Question

What are the conditions under which the relation between volume \((\mathrm{V})\) and number of moles \((\mathrm{n})\) of gas is plotted? ( \(\mathrm{P}=\) pressure; \(\mathrm{T}=\) temperature \()\) (a) constant \(\mathrm{P}\) and \(\mathrm{T}\) (b) constant \(\mathrm{T}\) and \(\mathrm{V}\) (c) constant \(\mathrm{P}\) and \(\mathrm{V}\) (d) constant \(\mathrm{n}\) and \(\mathrm{V}\)

Short answer

The relation between \( V \) and \( n \) is plotted under constant pressure \( P \) and temperature \( T \) (option a).

Step-by-step solution

Understand the Problem

We need to determine which conditions allow us to plot the relationship between volume \(V\) and number of moles \(n\) of a gas.

Recall the Ideal Gas Law

The ideal gas law is given by \( PV = nRT \), where \( P \) is pressure, \( V \) is volume, \( n \) is the number of moles, \( R \) is the ideal gas constant, and \( T \) is the temperature.

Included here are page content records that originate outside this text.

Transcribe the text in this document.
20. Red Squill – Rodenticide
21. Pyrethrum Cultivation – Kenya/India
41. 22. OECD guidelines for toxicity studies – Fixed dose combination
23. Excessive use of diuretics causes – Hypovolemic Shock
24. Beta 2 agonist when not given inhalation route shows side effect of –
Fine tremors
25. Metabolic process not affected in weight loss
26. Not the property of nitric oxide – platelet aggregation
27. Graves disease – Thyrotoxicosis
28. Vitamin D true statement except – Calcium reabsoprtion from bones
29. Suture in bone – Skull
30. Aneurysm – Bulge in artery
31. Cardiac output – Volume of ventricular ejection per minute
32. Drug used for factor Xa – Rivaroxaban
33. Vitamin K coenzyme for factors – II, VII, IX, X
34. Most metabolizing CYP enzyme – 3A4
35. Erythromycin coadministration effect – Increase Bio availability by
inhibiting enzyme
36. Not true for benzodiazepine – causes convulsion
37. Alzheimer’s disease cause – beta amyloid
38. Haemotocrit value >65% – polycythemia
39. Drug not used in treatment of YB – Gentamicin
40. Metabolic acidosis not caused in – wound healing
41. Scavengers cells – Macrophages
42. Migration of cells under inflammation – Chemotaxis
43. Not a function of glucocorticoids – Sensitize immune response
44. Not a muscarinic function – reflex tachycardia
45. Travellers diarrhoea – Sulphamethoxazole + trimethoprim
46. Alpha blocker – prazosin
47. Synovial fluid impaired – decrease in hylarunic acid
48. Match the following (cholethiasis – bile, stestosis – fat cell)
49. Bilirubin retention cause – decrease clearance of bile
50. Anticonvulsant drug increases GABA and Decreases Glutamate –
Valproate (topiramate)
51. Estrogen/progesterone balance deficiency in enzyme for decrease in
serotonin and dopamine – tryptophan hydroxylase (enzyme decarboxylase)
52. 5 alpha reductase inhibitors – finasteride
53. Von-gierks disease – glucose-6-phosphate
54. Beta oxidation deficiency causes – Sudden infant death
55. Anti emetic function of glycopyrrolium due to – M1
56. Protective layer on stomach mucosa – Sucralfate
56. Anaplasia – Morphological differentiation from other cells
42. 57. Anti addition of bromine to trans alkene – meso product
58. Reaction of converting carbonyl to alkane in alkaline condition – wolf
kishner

Isolate the Variables of Interest

To plot \( V \) against \( n \), we need to have \( V = f(n) \). By rearranging the ideal gas law, \( V = \frac{nRT}{P} \). Thus, \( V \) is directly proportional to \( n \) as long as \( R \), \( T \), and \( P \) are constant.

Determine Constant Conditions

For \( V \) to be directly proportional to \( n \), \( P \) and \( T \) must remain constant. This is because the equation \( V = \frac{nRT}{P} \) only holds if \( R \), \( T \), and \( P \) do not change.

Key concepts

Volume and Moles Relationship

The relationship between volume and moles in a gas is one of the fundamental concepts that can be derived from the Ideal Gas Law. According to the Ideal Gas Law, the equation \( PV = nRT \) brings into light that, at a given pressure \( P \) and temperature \( T \), the volume \( V \) of a gas is directly proportional to the number of moles \( n \). This means, larger the amount of the gas, greater will be its volume under the same conditions of pressure and temperature.

To explore this further:

• If the number of moles of the gas doubles, the volume also doubles, provided pressure and temperature remain unchanged.
• This direct proportionality can be expressed mathematically as \( V \propto n \) or \( V = kn \), where \( k \) is a constant that depends on \( R \), \( T \), and \( P \).

Understanding this concept of proportionality is pivotal for comprehending how gases behave under various conditions and is applicable in various scientific and industrial processes.

Gas Laws

The Ideal Gas Law encapsulates the fundamental principles expressed in several individual gas laws: Boyle's Law, Charles's Law, and Avogadro's Law. It is essential for understanding how gases will react to changes in physical conditions.

• Boyle's Law states that the volume of a gas is inversely proportional to its pressure when the number of moles and temperature are constant. This is crucial in scenarios involving compression of gases.
• Charles's Law holds that the volume of a gas is directly proportional to its temperature, given that the pressure and number of moles remain constant. This explains why balloons expand as they heat up.
• Avogadro's Law tells us that the volume of a gas is directly proportional to the number of moles when pressure and temperature are constant. This law forms the basis for understanding the concept of molar volume.

The Ideal Gas Law, \( PV = nRT \), consolidates these laws into one powerful equation and plays a vital role in chemical calculations and predictions regarding gas behavior.

Constant Pressure and Temperature

To effectively study the volume and moles relationship in a gas, maintaining constant pressure and temperature is key. This condition allows scientists to isolate and observe the behavior of gases without external influences from varying pressure or temperature.

By keeping pressure and temperature stable:

• Any changes in the gas's volume can be directly attributed to changes in the number of moles.
• This facilitates a clear understanding of how gases expand or contract with the addition or removal of moles.

In practical applications, achieving constant pressure and temperature might involve using closed, controlled environments such as reaction vessels or syringes. Researchers and engineers utilize this principle to predict and manage reactions in chemical industries, laboratories, and even in environmental studies. Understanding these controlled conditions is underlying many pivotal discoveries in chemistry and physics.